Lesson 1: Don’t Be A Wall Street Fool
There are a million ways to make money in the market. Some are successful and some are not. Any succssful market operator can tell you that regardless of your trading strategy the one universal thruth to be a successful in the market is to develop and employ a sound market based trading plan. Otherwise, you will be at the mercy of your emotions which will lead to sub par results.
(For the purpose of these posts, I will atttribute any quotes to Livermore.)
“My plan of trading was sound enough and won oftener than it lost. If I had stuck to it I’d have been right perhaps as often as seven out of ten times. In fact, I always made money when I was sure I was right before I began. What beat me was not having brains enough to stick to my own game–that is, to play the market only when I was satisfied that precedents favored my play. There is a time for all things, but I didn’t know it. And that is precisely what beats so many men in Wall Street who are very far from being in the sucker class. There is the plain fool, who does the wrong thing at all times everywhere, but there is the Wall Street fool, who thinks he must trade all the time. No man can always have adequate reasons for buying or selling stocks daily–or sufficient knowledge to make his play an intelligent play.
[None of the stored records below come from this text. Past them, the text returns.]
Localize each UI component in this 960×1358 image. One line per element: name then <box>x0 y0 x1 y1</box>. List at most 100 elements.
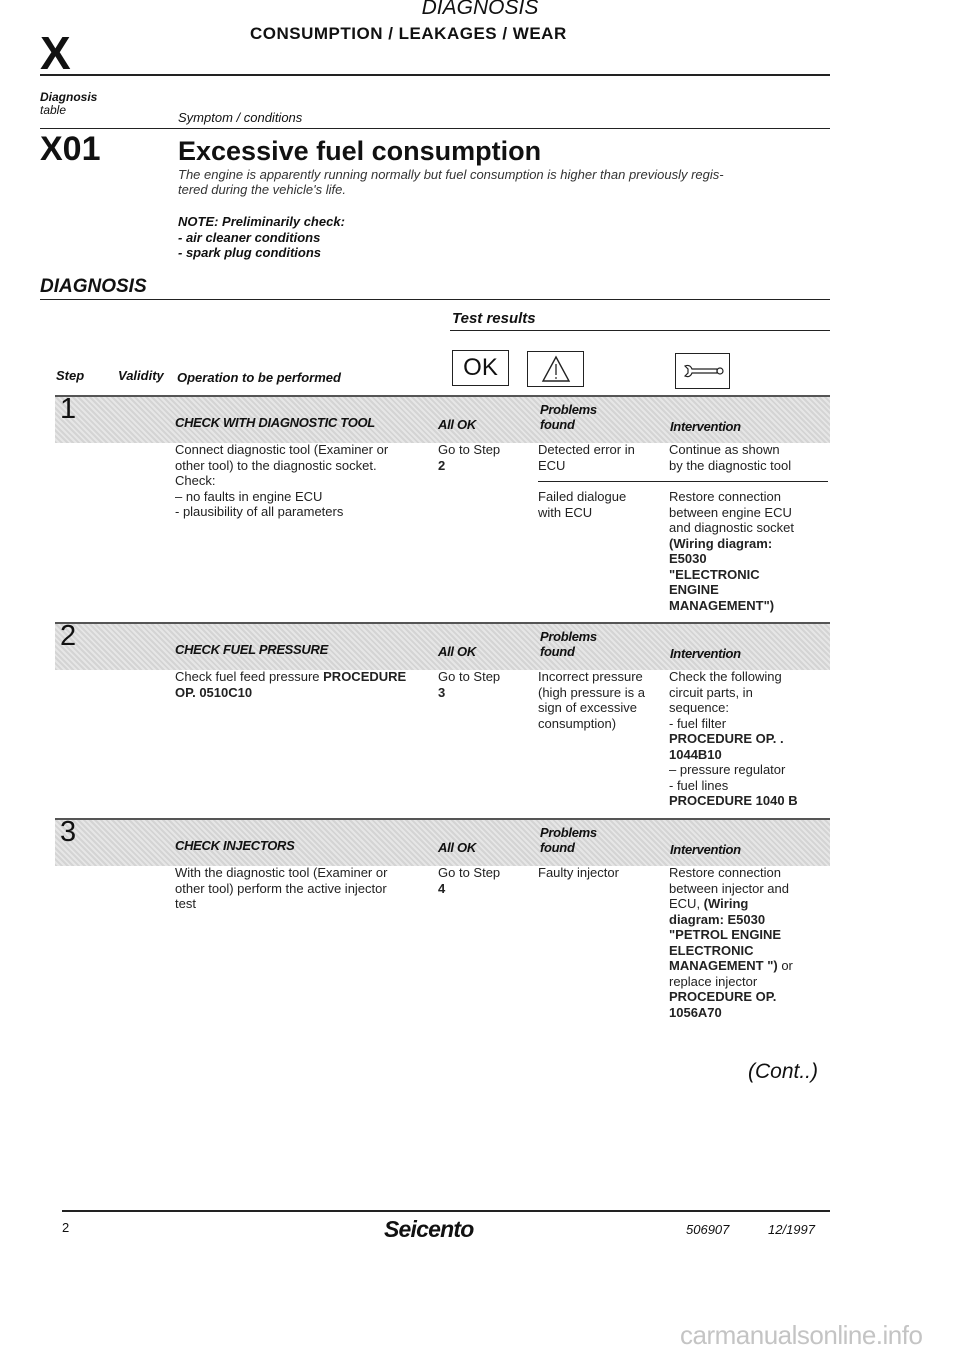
text-line: PROCEDURE OP. . <box>669 731 798 747</box>
diagnosis-heading: DIAGNOSIS <box>40 276 147 297</box>
bold-text: PROCEDURE 1040 B <box>669 793 798 808</box>
problems-found-line1: Problems <box>540 825 597 840</box>
symptom-title: Excessive fuel consumption <box>178 136 542 166</box>
text-line: E5030 <box>669 551 794 567</box>
text: Go to Step <box>438 865 501 880</box>
symptom-divider <box>40 128 830 129</box>
text: other tool) perform the active injector <box>175 880 387 896</box>
text-line: – pressure regulator <box>669 762 798 778</box>
col-validity: Validity <box>118 368 164 383</box>
operation-text: Check fuel feed pressure PROCEDURE OP. 05… <box>175 669 406 700</box>
problems-found-line2: found <box>540 417 575 432</box>
brand-logo: Seicento <box>384 1216 474 1242</box>
text-line: Restore connection <box>669 489 794 505</box>
step-title: CHECK FUEL PRESSURE <box>175 642 328 657</box>
text-line: consumption) <box>538 716 645 732</box>
text: (high pressure is a <box>538 684 645 700</box>
text: ECU, <box>669 896 704 911</box>
text-line: and diagnostic socket <box>669 520 794 536</box>
text-line: sign of excessive <box>538 700 645 716</box>
text: - fuel lines <box>669 777 729 793</box>
text-line: ELECTRONIC <box>669 943 793 959</box>
text-line: MANAGEMENT") <box>669 598 794 614</box>
text-line: (high pressure is a <box>538 685 645 701</box>
chapter-letter: X <box>40 27 71 79</box>
test-results-divider <box>450 330 830 331</box>
problem-text: Incorrect pressure (high pressure is a sig… <box>538 669 645 731</box>
text: - fuel filter <box>669 715 727 731</box>
text: – pressure regulator <box>669 762 786 777</box>
text-line: between injector and <box>669 881 793 897</box>
intervention-text: Check the following circuit parts, in sequ… <box>669 669 798 809</box>
operation-text: With the diagnostic tool (Examiner or oth… <box>175 865 387 912</box>
text-line: Go to Step <box>438 442 500 458</box>
text-line: Check fuel feed pressure PROCEDURE <box>175 669 406 685</box>
bold-text: (Wiring <box>703 896 749 911</box>
doc-code: 506907 <box>686 1222 730 1237</box>
text: and diagnostic socket <box>669 520 795 535</box>
text-line: Check the following <box>669 669 798 685</box>
header-divider <box>40 74 830 76</box>
text: Go to Step <box>438 442 501 457</box>
text-line: - fuel filter <box>669 716 798 732</box>
page-subtitle: CONSUMPTION / LEAKAGES / WEAR <box>250 24 567 43</box>
diagnosis-table-line2: table <box>40 103 67 117</box>
step-title: CHECK WITH DIAGNOSTIC TOOL <box>175 415 375 430</box>
text: Failed dialogue <box>538 489 627 504</box>
text-line: test <box>175 896 387 912</box>
bold-text: 1044B10 <box>669 746 722 762</box>
step-header-band <box>55 818 830 866</box>
text-line: ENGINE <box>669 582 794 598</box>
problems-found-line1: Problems <box>540 629 597 644</box>
text-line: by the diagnostic tool <box>669 458 791 474</box>
bold-text: PROCEDURE OP. <box>669 989 777 1004</box>
bold-text: E5030 <box>669 551 707 566</box>
symptom-description: The engine is apparently running normall… <box>178 167 724 197</box>
text: Faulty injector <box>538 865 619 880</box>
text-line: replace injector <box>669 974 793 990</box>
text-line: 3 <box>438 685 500 701</box>
col-step: Step <box>56 368 85 383</box>
problem-text: Failed dialogue with ECU <box>538 489 626 520</box>
all-ok-label: All OK <box>438 644 476 659</box>
text-line: "ELECTRONIC <box>669 567 794 583</box>
bold-text: 1056A70 <box>669 1004 722 1020</box>
text: Go to Step <box>438 669 501 684</box>
text-line: PROCEDURE OP. <box>669 989 793 1005</box>
watermark: carmanualsonline.info <box>680 1320 923 1350</box>
text: With the diagnostic tool (Examiner or <box>175 865 388 880</box>
bold-text: (Wiring diagram: <box>669 535 773 551</box>
continued-label: (Cont..) <box>748 1060 819 1083</box>
symptom-label: Symptom / conditions <box>178 110 303 125</box>
problems-found-line2: found <box>540 644 575 659</box>
doc-date: 12/1997 <box>768 1222 815 1237</box>
ok-result: Go to Step 3 <box>438 669 500 700</box>
text-line: diagram: E5030 <box>669 912 793 928</box>
text-line: PROCEDURE 1040 B <box>669 793 798 809</box>
intervention-text: Restore connection between engine ECU and … <box>669 489 794 613</box>
footer-divider <box>62 1210 830 1212</box>
note-item: - spark plug conditions <box>178 245 322 260</box>
text-line: - fuel lines <box>669 778 798 794</box>
diagnosis-table-line1: Diagnosis <box>40 90 98 104</box>
text-line: other tool) perform the active injector <box>175 881 387 897</box>
text: consumption) <box>538 715 617 731</box>
all-ok-label: All OK <box>438 840 476 855</box>
text: between engine ECU <box>669 504 792 520</box>
text-line: 2 <box>438 458 500 474</box>
bold-text: "PETROL ENGINE <box>669 927 782 942</box>
bold-text: MANAGEMENT") <box>669 597 775 613</box>
text: replace injector <box>669 973 758 989</box>
text: Incorrect pressure <box>538 669 643 684</box>
all-ok-label: All OK <box>438 417 476 432</box>
bold-text: PROCEDURE OP. . <box>669 731 784 746</box>
intervention-text: Continue as shown by the diagnostic tool <box>669 442 791 473</box>
text-line: With the diagnostic tool (Examiner or <box>175 865 387 881</box>
intervention-text: Restore connection between injector and EC… <box>669 865 793 1020</box>
test-results-label: Test results <box>452 310 536 327</box>
problems-found-line1: Problems <box>540 402 597 417</box>
section-title: DIAGNOSIS <box>421 0 539 19</box>
text-line: MANAGEMENT ") or <box>669 958 793 974</box>
diagnosis-divider <box>40 299 830 300</box>
text: by the diagnostic tool <box>669 457 792 473</box>
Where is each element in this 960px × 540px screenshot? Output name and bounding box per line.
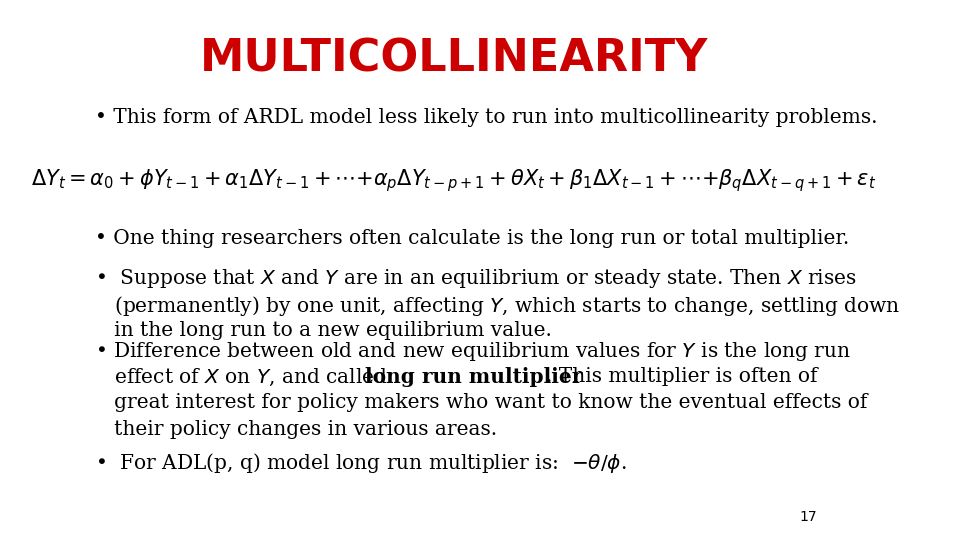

I proved it. Whenever I read the tape by the light of experience I made money, but when I made plain fool play I had to lose. I was no exception, was I? There was the huge quotation board staring me in the face, and the ticker going on and people trading and watching their tickets turn into cash or into waste paper. Of course I let the craving for excitement get the better of my judgment. In a bucket shop where your margin is a shoestring you don’t play for long pulls. You are wiped out too easily and quickly. The desire for constant action irrespective of underlying conditions is responsible for many losses in Wall Street even among the professionals, who feel that they must take home some money every day, as though they were working for regular wages….A stock operator has to fight a lot of expensive enemies within himself.”
Lesson 1: Don’ be a Wall Street Fool!
Develop a sound market tested trading plan, then trade your plan. Always remember there are times to be long; times to short and times to be flat. Write it down, it is VERY TRUE!!!